Vegetarians don’t eat meat (including fish, although some religious sects have a marketing deal with fishermen to count fish as a vegetable for some reason), do eat animal products.
Vegans don’t eat meat and also don’t eat animal products.
Wikipedia has a nice table: https://en.wikipedia.org/wiki/Vegetarianism#Varieties
The one I love is the "there will be mass famine" if everyone goes vegan narrative that meat-heavy eaters like to talk about.
But what I'm guessing happened is that the less-strict diet came first (at least in the modern era), so got the "vegetarian" moniker, and then we just needed another work for the strict no-animal-products diet so had to come up with "vegan".
Despite what you hear on social media, "seed oils" and margarine (which doesn't have trans fats anymore) are still preferable to butter.

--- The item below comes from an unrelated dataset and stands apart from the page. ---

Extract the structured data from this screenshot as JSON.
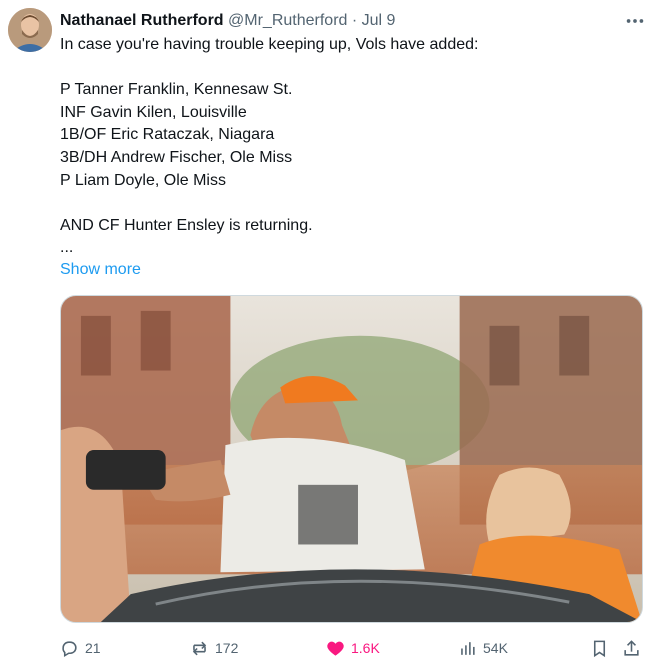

People who really want butter and other foods to be good for them tend to have a blind spot where if they convince themselves that X is bad, then butter is good because it's not X. And because of this, they weaken their epistemic standard when it comes to proving that X is bad, often satisfied with story-telling about how it must be bad, because it's connected to their belief that not-X is good. Just something I've noticed in the seed oils social media fad.
Tastes more eggy and hearty than real eggs. And, like eggs, it's a good base for throwing in other ingredients like chopped tempeh, seitan, some sort of grain, mushrooms, etc.

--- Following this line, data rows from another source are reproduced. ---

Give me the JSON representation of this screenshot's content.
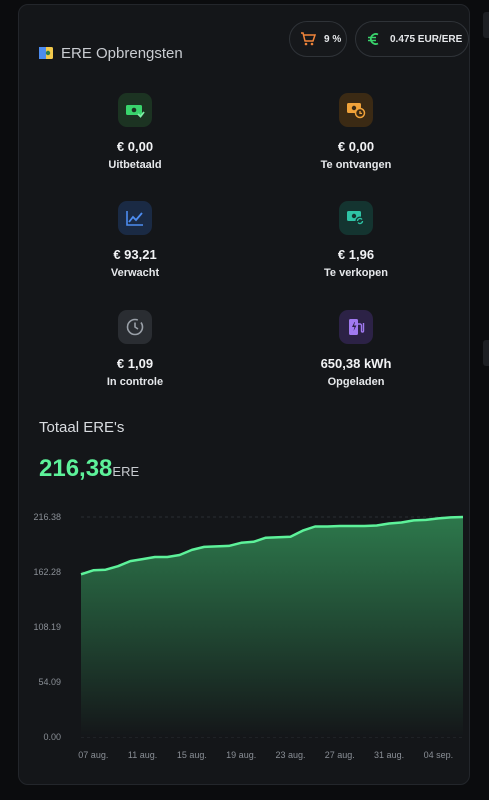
{
  "header": {
    "title": "ERE Opbrengsten"
  },
  "badges": {
    "percent": "9 %",
    "price": "0.475 EUR/ERE"
  },
  "stats": [
    {
      "value": "€ 0,00",
      "label": "Uitbetaald",
      "icon": "money-check-icon",
      "color": "#39d46c"
    },
    {
      "value": "€ 0,00",
      "label": "Te ontvangen",
      "icon": "money-clock-icon",
      "color": "#f0a23a"
    },
    {
      "value": "€ 93,21",
      "label": "Verwacht",
      "icon": "trend-chart-icon",
      "color": "#4d8cf0"
    },
    {
      "value": "€ 1,96",
      "label": "Te verkopen",
      "icon": "money-refresh-icon",
      "color": "#2ec4a6"
    },
    {
      "value": "€ 1,09",
      "label": "In controle",
      "icon": "clock-icon",
      "color": "#9aa0a8"
    },
    {
      "value": "650,38 kWh",
      "label": "Opgeladen",
      "icon": "ev-charger-icon",
      "color": "#a07af0"
    }
  ],
  "total": {
    "label": "Totaal ERE's",
    "value": "216,38",
    "unit": "ERE"
  },
  "chart_data": {
    "type": "area",
    "x": [
      "06 aug.",
      "07 aug.",
      "08 aug.",
      "09 aug.",
      "10 aug.",
      "11 aug.",
      "12 aug.",
      "13 aug.",
      "14 aug.",
      "15 aug.",
      "16 aug.",
      "17 aug.",
      "18 aug.",
      "19 aug.",
      "20 aug.",
      "21 aug.",
      "22 aug.",
      "23 aug.",
      "24 aug.",
      "25 aug.",
      "26 aug.",
      "27 aug.",
      "28 aug.",
      "29 aug.",
      "30 aug.",
      "31 aug.",
      "01 sep.",
      "02 sep.",
      "03 sep.",
      "04 sep.",
      "05 sep.",
      "06 sep."
    ],
    "x_tick_labels": [
      "07 aug.",
      "11 aug.",
      "15 aug.",
      "19 aug.",
      "23 aug.",
      "27 aug.",
      "31 aug.",
      "04 sep."
    ],
    "y_tick_labels": [
      "216.38",
      "162.28",
      "108.19",
      "54.09",
      "0.00"
    ],
    "ylim": [
      0,
      216.38
    ],
    "series": [
      {
        "values": [
          160,
          164,
          164.5,
          168,
          173,
          175,
          177,
          177,
          179,
          184,
          187,
          187.5,
          188,
          191,
          192,
          196,
          196.5,
          197,
          203,
          207,
          207,
          207.5,
          207.5,
          207.5,
          208,
          210,
          211,
          213,
          213.5,
          215,
          216,
          216.38
        ]
      }
    ],
    "colors": {
      "line": "#5df29a",
      "fill_top": "#2e7d4e",
      "fill_bottom": "#141619",
      "grid": "#2a2d32",
      "tick": "#8a8f96"
    },
    "grid": true
  }
}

It's a good gateway recipe into eating tofu in general.
I agree if the pricing wasn't basically the same I wouldn't have even attempted the switch.
I just happened to notice the cost of eggs going up again and saw fake eggs at the same price and thought, well I'll try those, why not!
To be clear, if you cook food you have processed it. If you mechanically separate food it is now processed. If you chemically treat any ingredient for any reason(bleaching, cleaning, etc) it is now processed. The term is meaningless without context. Do you also say there are "chemicals in water"?
Just because something is "processed" does not mean it is bad. "Fake Eggs" are "processed" because they're mechanically blended and have a pretty standard emulsifier in it. There are no health trade offs here. The product is not "bad" because it's been blended or has an all-natural emulsifier. It's just nonsense to call something like that "highly processed".
Most "highly processed" vegan products are about as "processed" as a loaf of standard bread you'd buy in the aisle at the store. If mixing flour with oil is "highly processed" then you have no idea what you're talking about.
The hysteria towards veg products being "highly processed" is nonsense from the beef/dairy/carnivore misinformation machine. This is up there with the myth that "vegan diets are more expensive", lol.
Be aware that when you say the things you said, you're appealing to the misinformed crowd. The words lack meaning and context. These words, "highly processed" and such, are used to evoke an emotional reaction. It isn't based in data or science.
Context is extremely important. Without context you're not saying anything intelligent. It's the same thing that flat earthers or anti-vaxxers do. They appeal to emotion, not reality.
Furthermore, even with the hysteria around "high processed vegan foods", they're STILL associated with better health outcomes. That's the funny part of this. When put into context, even the "bad vegan foods" are still much better for most people than the "all-natural animal products". You can even expand on this further by including the environmental cost. Vegan products are about 20x less resource intensive from an environmental viewpoint than animal products. So, better health, cheaper, better for the environment. Wins all around.
Derek Sarno has some really good vegan breakfasts, too, if you haven't tried them.
The times I have to explain people "It's just not meat" is through the roof.